Kepala dinas kelautan dan perikanan kabupaten Pesisir Barat, Hasnul Abrar, di temui di ruang kerjanya, Rabu (14/11) angkat bicara. Terkait marak nya perburuan benur oleh para nelayan.

Dijelaskan Abror ,” dinas kelautan dan perikanan kabupaten Pesiisir Barat sudah memberikan petunjuk dan pengarahan kepada seluruh nelayan yang ada di Pesisir Barat, agar tidak bekerja sebagai pencari benur (bibit lobster) hal itu disebabkan adanya peraturan kementerian kelautan yang jelas melarang perburuan Lobster, yaitu permen KP Republik Indonesia No.1/2015 tentang penangkapan Lobster (Panulirus spp.), Kepiting (Scylla spp.), dan Rajungan (Portunus Pelagicus spp.). Yang isinya mengataur tata cara dan aturan salah satunya , penangkapan  udang  lobster dengan panjang kerapas diatas delapan centimeter (cm) atau bobot 300-400 gram, itu yang sudah bisa ditangkap, dan sebelum mencapai ukuran tersebut di larang untuk ditangkap.

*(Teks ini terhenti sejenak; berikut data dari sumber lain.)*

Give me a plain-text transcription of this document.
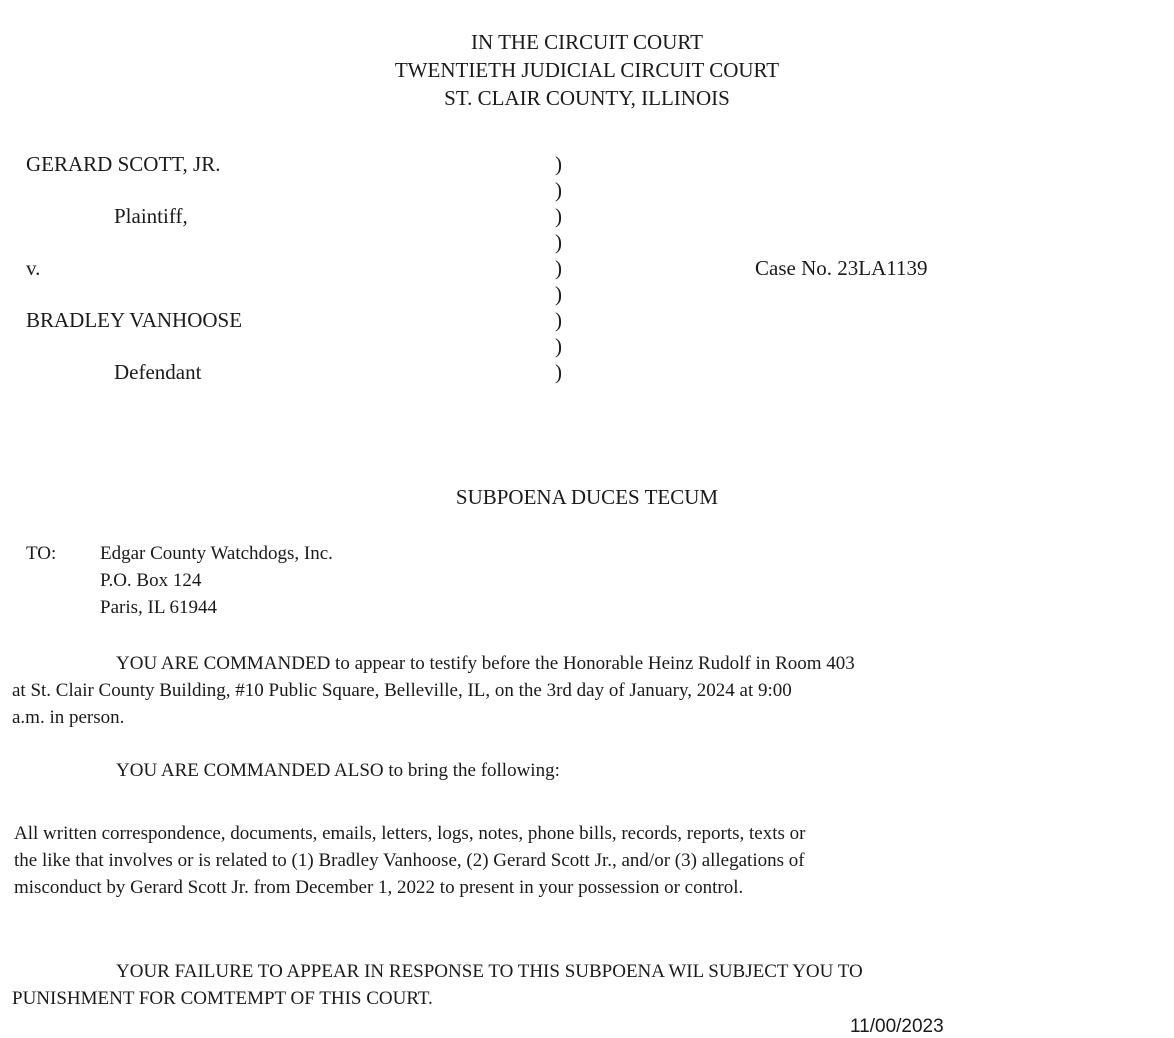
IN THE CIRCUIT COURT
TWENTIETH JUDICIAL CIRCUIT COURT
ST. CLAIR COUNTY, ILLINOIS
GERARD SCOTT, JR.	)
)
Plaintiff,	)
)
v.	)	Case No. 23LA1139
)
BRADLEY VANHOOSE	)
)
Defendant	)
SUBPOENA DUCES TECUM
TO: Edgar County Watchdogs, Inc.
P.O. Box 124
Paris, IL 61944
YOU ARE COMMANDED to appear to testify before the Honorable Heinz Rudolf in Room 403
at St. Clair County Building, #10 Public Square, Belleville, IL, on the 3rd day of January, 2024 at 9:00
a.m. in person.
YOU ARE COMMANDED ALSO to bring the following:
All written correspondence, documents, emails, letters, logs, notes, phone bills, records, reports, texts or
the like that involves or is related to (1) Bradley Vanhoose, (2) Gerard Scott Jr., and/or (3) allegations of
misconduct by Gerard Scott Jr. from December 1, 2022 to present in your possession or control.
YOUR FAILURE TO APPEAR IN RESPONSE TO THIS SUBPOENA WIL SUBJECT YOU TO
PUNISHMENT FOR COMTEMPT OF THIS COURT.
11/00/2023
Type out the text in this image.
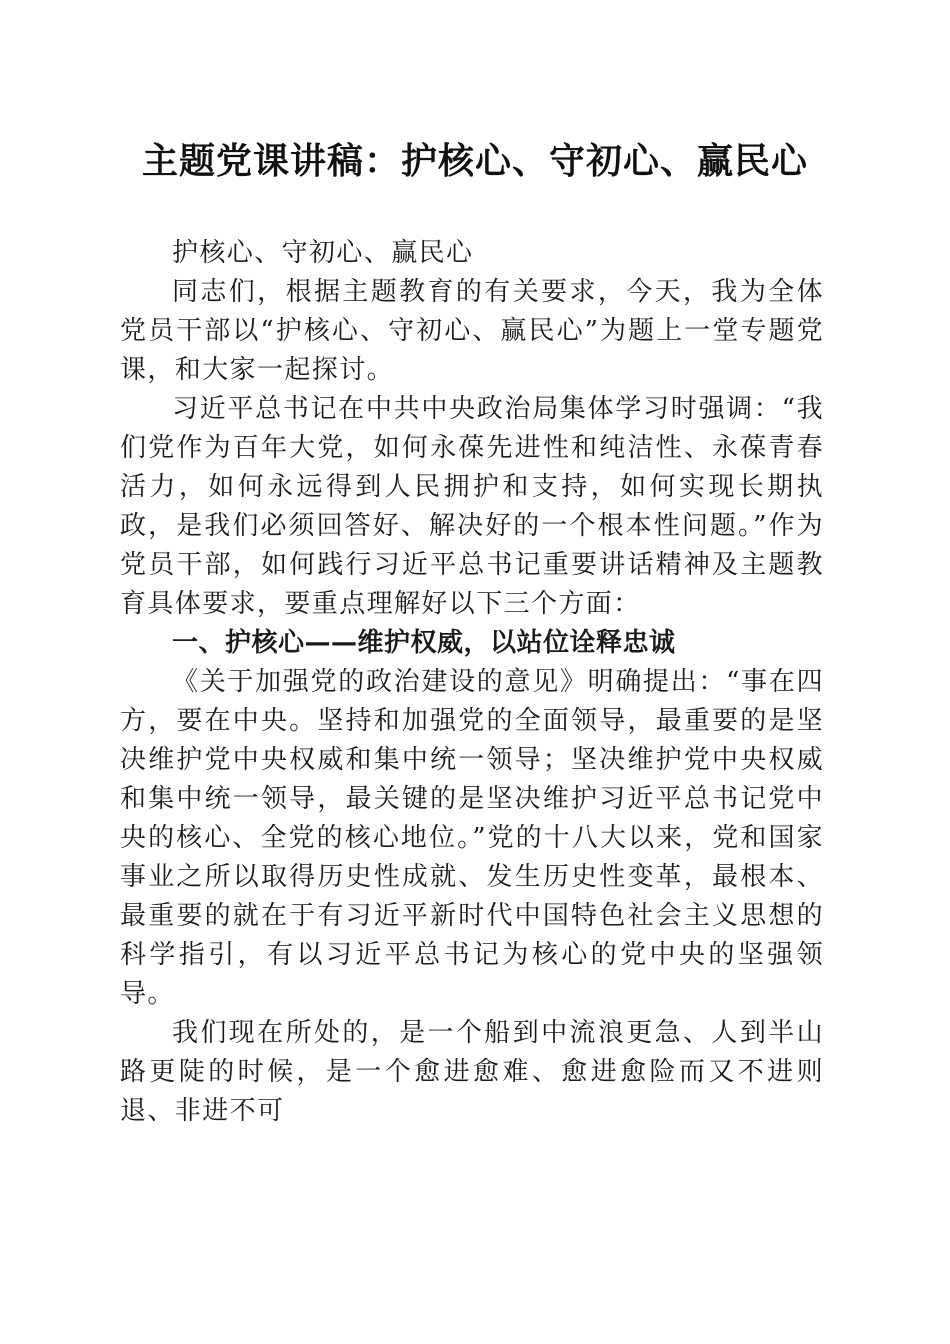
主题党课讲稿：护核心、守初心、赢民心

护核心、守初心、赢民心

同志们，根据主题教育的有关要求，今天，我为全体党员干部以“护核心、守初心、赢民心”为题上一堂专题党课，和大家一起探讨。

习近平总书记在中共中央政治局集体学习时强调：“我们党作为百年大党，如何永葆先进性和纯洁性、永葆青春活力，如何永远得到人民拥护和支持，如何实现长期执政，是我们必须回答好、解决好的一个根本性问题。”作为党员干部，如何践行习近平总书记重要讲话精神及主题教育具体要求，要重点理解好以下三个方面：

一、护核心——维护权威，以站位诠释忠诚

《关于加强党的政治建设的意见》明确提出：“事在四方，要在中央。坚持和加强党的全面领导，最重要的是坚决维护党中央权威和集中统一领导；坚决维护党中央权威和集中统一领导，最关键的是坚决维护习近平总书记党中央的核心、全党的核心地位。”党的十八大以来，党和国家事业之所以取得历史性成就、发生历史性变革，最根本、最重要的就在于有习近平新时代中国特色社会主义思想的科学指引，有以习近平总书记为核心的党中央的坚强领导。

我们现在所处的，是一个船到中流浪更急、人到半山路更陡的时候，是一个愈进愈难、愈进愈险而又不进则退、非进不可
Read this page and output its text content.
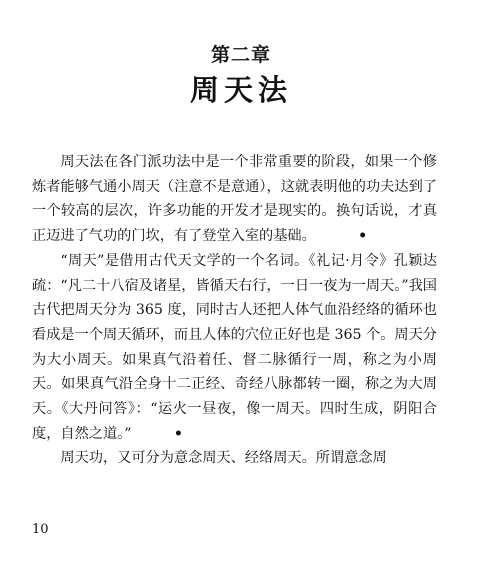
第二章
周天法

周天法在各门派功法中是一个非常重要的阶段，如果一个修炼者能够气通小周天（注意不是意通），这就表明他的功夫达到了一个较高的层次，许多功能的开发才是现实的。换句话说，才真正迈进了气功的门坎，有了登堂入室的基础。	•

“周天”是借用古代天文学的一个名词。《礼记·月令》孔颖达疏：“凡二十八宿及诸星，皆循天右行，一日一夜为一周天。”我国古代把周天分为 365 度，同时古人还把人体气血沿经络的循环也看成是一个周天循环，而且人体的穴位正好也是 365 个。周天分为大小周天。如果真气沿着任、督二脉循行一周，称之为小周天。如果真气沿全身十二正经、奇经八脉都转一圈，称之为大周天。《大丹问答》：“运火一昼夜，像一周天。四时生成，阴阳合度，自然之道。”	•

周天功，又可分为意念周天、经络周天。所谓意念周

10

Masih lanjut  Abror, “dinas kelautan dan Perikanan Pesisir Barat, juga  sudah menghimbau dan menjelaskan kepada nelayan, bahkan dirinya sudah menyampaikan peringatan keras kepada para nelayan, bahwa ;  “apabila ada nelayan yang tertangkap oleh pihak penegak hukum ataupun terjadi hal hal yang tidak diinginkan dalam aktifitas  terkait perburuan benur,  dinas Kelautan dan Perikanan kabupaten Pesisir barat, mengancam tidak akan mencairkan asuransi nelayan yang bersangkutan, dan akan mencabut hak nelayan tersebut. Tegas Abror.